The parent company of Massachusetts-based retailer T.J. Maxx has reached a settlement with 41 states over a data breach that exposed an estimated 94 million credit-card and debit-card numbers nationwide to hackers.

The parent company of Massachusetts-based retailer T.J. Maxx has reached a settlement with 41 states over a data breach that exposed an estimated 94 million credit-card and debit-card numbers nationwide to hackers.

Oregon Attorney General John Kroger announced the deal with TJX Companies Tuesday. T.J. Maxx has operated a store at Medford's Bear Creek Plaza shopping center since 1996.

The settlement involves what is believed to be the largest ever data breach for a merchant. Hackers intercepted an estimated 94 million credit-card and debit-card numbers between 2005 and 2007.
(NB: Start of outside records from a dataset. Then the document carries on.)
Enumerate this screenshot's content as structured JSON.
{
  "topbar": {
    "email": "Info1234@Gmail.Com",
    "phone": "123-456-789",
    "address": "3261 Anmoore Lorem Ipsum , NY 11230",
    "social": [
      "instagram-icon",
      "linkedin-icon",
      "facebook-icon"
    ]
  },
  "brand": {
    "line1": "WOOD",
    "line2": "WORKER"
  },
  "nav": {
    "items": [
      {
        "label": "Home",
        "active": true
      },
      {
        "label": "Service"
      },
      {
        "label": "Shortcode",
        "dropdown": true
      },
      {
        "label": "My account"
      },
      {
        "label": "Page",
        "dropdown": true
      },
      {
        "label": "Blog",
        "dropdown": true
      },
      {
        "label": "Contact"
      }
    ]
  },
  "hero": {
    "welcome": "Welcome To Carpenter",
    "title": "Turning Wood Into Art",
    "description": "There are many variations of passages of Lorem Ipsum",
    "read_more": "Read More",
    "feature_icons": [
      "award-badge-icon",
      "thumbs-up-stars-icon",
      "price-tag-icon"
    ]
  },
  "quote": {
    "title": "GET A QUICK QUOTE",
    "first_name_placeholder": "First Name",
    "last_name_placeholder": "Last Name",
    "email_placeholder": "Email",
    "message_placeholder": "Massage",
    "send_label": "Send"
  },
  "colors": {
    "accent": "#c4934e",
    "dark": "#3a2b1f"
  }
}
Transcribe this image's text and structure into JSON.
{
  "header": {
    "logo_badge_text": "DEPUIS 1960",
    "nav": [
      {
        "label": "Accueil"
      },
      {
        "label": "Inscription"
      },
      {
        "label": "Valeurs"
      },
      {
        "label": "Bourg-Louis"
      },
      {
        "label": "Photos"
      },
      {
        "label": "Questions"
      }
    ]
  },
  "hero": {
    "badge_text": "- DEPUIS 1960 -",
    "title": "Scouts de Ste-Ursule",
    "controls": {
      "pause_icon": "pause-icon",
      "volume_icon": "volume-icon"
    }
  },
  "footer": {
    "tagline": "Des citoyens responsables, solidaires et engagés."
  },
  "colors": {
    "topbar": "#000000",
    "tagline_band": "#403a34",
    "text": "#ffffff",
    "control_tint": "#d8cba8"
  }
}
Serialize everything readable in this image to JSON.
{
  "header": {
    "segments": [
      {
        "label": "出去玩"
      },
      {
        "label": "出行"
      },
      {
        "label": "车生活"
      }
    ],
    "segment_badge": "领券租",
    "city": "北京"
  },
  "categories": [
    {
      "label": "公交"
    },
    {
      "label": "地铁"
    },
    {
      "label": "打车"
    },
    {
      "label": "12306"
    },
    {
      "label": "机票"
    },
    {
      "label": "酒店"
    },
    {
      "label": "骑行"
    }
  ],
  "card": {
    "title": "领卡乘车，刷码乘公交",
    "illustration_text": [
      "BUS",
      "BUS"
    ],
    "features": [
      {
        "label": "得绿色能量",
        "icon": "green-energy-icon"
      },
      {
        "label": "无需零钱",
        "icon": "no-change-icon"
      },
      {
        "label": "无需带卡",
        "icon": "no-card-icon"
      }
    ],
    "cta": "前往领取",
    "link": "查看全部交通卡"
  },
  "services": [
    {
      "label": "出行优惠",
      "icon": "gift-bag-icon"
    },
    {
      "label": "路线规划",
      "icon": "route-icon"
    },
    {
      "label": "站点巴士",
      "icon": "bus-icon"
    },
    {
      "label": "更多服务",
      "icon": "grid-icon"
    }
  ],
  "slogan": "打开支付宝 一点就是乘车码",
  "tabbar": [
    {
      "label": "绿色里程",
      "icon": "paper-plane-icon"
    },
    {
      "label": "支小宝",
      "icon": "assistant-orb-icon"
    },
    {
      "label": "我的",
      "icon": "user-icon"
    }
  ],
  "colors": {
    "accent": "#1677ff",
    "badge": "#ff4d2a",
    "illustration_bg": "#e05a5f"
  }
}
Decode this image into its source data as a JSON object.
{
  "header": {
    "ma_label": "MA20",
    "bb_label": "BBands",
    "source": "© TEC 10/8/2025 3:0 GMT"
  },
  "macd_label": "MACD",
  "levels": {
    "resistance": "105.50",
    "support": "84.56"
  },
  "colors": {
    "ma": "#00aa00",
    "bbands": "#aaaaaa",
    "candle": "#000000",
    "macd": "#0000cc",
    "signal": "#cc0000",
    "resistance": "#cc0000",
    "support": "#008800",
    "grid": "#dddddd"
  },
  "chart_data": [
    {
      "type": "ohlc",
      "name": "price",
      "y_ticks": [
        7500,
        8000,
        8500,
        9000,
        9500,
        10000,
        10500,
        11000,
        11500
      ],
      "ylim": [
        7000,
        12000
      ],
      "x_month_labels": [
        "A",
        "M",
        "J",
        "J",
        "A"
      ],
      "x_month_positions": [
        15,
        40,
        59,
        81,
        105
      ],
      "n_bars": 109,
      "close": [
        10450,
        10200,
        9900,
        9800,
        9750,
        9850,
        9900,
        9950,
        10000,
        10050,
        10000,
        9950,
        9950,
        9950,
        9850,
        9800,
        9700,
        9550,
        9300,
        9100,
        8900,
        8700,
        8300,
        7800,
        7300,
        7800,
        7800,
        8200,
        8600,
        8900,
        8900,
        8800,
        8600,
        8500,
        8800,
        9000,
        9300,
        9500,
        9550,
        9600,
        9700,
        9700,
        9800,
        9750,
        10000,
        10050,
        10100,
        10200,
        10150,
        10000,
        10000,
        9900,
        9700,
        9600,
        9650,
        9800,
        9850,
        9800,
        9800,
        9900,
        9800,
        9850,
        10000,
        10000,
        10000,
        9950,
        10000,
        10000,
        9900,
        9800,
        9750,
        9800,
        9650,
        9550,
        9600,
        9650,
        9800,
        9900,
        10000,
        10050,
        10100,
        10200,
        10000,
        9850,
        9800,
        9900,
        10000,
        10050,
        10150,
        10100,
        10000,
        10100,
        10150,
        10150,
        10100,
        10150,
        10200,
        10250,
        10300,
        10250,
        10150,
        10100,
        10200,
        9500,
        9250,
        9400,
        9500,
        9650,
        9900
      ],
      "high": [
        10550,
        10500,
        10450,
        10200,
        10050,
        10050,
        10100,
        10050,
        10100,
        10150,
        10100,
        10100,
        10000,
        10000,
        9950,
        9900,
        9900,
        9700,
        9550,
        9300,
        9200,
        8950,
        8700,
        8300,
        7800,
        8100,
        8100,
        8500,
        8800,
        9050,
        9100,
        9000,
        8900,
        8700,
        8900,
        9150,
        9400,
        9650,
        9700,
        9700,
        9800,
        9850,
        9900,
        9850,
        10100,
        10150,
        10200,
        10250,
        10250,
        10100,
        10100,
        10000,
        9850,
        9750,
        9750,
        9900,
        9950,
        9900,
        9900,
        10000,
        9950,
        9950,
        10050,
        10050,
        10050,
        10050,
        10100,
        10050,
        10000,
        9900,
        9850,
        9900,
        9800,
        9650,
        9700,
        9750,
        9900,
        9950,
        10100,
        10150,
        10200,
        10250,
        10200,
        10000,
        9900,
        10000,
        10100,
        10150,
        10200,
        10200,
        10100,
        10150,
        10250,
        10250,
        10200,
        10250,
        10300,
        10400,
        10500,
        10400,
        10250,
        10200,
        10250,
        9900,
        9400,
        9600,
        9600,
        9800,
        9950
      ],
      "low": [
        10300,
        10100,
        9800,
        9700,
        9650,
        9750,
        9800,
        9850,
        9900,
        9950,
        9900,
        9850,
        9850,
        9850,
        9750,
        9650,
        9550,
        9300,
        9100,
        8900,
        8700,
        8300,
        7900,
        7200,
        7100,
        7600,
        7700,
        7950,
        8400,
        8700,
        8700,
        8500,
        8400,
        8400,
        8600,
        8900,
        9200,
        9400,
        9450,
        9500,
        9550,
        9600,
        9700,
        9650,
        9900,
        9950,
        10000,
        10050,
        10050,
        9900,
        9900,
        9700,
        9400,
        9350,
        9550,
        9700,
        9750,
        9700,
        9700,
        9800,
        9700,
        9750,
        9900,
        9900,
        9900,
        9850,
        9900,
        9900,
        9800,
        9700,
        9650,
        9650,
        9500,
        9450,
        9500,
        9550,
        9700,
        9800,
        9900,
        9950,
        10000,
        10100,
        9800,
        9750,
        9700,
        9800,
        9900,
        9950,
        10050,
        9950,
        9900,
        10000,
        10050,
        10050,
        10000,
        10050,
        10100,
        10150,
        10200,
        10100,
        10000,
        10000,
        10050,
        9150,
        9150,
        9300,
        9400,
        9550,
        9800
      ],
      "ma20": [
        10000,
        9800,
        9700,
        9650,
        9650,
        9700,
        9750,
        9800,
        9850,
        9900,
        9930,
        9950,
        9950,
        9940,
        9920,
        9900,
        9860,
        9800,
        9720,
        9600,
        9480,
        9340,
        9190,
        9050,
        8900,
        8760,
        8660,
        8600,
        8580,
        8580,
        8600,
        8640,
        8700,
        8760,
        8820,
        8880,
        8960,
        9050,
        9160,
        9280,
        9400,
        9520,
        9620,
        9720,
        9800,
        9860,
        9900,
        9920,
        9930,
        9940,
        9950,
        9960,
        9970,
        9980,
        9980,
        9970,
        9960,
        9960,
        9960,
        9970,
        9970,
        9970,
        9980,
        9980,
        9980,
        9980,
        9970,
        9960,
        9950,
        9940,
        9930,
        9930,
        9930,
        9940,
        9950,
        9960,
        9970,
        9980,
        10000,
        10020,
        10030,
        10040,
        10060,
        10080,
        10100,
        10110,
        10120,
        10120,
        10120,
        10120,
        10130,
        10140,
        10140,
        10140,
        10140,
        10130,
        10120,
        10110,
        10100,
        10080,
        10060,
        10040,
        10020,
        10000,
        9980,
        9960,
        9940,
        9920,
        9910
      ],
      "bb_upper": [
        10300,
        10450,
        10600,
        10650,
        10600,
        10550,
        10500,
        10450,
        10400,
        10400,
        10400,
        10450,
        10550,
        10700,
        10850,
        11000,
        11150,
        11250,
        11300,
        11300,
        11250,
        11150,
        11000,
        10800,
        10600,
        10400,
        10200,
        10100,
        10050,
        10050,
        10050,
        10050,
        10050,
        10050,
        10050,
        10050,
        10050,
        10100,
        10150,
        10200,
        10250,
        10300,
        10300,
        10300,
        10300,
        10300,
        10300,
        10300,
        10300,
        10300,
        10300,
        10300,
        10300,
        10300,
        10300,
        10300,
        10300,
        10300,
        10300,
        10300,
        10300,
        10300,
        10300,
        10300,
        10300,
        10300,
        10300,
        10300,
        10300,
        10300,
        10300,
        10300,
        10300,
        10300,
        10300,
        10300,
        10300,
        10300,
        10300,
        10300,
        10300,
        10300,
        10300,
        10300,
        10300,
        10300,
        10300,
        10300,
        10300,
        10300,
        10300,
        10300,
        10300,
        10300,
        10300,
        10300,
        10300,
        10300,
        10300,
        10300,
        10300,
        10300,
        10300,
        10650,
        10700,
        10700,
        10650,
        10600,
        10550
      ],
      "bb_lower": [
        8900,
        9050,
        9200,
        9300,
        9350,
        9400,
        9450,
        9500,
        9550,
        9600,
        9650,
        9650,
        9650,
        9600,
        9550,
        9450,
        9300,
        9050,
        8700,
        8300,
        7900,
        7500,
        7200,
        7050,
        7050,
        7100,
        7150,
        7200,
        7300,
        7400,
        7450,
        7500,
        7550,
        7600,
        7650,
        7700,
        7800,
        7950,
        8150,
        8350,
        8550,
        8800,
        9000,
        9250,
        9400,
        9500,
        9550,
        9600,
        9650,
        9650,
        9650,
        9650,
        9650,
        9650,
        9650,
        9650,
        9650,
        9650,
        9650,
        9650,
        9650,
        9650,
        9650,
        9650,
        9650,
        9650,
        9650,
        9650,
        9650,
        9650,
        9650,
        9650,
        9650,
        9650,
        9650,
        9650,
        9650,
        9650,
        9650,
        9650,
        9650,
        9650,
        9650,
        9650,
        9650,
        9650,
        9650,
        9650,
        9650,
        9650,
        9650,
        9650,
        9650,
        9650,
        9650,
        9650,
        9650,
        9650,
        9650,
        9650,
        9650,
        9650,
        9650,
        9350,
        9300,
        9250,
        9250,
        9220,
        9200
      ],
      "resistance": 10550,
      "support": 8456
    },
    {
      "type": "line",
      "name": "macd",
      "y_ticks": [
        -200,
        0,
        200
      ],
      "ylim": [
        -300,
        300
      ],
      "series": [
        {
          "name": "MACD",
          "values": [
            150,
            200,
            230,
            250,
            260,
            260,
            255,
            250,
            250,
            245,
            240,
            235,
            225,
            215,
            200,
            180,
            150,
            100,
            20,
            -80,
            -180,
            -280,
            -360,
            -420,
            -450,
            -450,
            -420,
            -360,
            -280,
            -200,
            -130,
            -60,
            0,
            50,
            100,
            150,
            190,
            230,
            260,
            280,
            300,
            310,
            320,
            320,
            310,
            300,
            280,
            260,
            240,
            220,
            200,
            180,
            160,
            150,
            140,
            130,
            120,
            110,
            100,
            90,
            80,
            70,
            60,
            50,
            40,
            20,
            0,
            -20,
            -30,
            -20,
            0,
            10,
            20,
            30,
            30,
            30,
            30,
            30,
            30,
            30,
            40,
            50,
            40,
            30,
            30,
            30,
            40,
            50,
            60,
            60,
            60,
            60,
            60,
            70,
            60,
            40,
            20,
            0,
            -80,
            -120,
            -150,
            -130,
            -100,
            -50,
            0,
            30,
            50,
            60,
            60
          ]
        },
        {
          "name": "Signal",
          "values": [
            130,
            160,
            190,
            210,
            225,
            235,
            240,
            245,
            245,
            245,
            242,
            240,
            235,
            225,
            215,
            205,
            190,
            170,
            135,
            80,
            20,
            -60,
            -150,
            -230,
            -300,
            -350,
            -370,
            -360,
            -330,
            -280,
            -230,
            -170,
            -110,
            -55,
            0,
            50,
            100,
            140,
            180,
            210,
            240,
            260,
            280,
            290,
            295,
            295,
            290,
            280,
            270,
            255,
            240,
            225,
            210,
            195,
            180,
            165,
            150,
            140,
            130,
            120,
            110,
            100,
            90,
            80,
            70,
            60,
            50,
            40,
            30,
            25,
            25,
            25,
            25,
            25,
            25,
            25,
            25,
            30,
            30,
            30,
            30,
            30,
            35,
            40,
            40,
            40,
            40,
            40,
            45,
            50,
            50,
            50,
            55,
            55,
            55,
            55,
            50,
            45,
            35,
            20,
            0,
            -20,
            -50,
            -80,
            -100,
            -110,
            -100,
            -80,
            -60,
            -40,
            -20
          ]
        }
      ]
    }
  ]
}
Anyone in Oregon who used a credit or debit card to purchase goods from T.J. Maxx or affiliated Marshalls stores in that time frame could have been affected. Under the agreement, TJX must:

Upgrade all wired equivalency privacy based wireless systems in TJX retail stores to wired systems or Wi-Fi protected access wired systems. No longer store credit-card or debit-card data on its network any longer than necessary for legitimate business purposes. Separate the rest of the TJX computer system from the network-based portions of the TJX computer system that store, process or transmit personal information by firewalls and access controls. Must implement security-password management for portions of the TJX computer system that store, process or transmit personal information.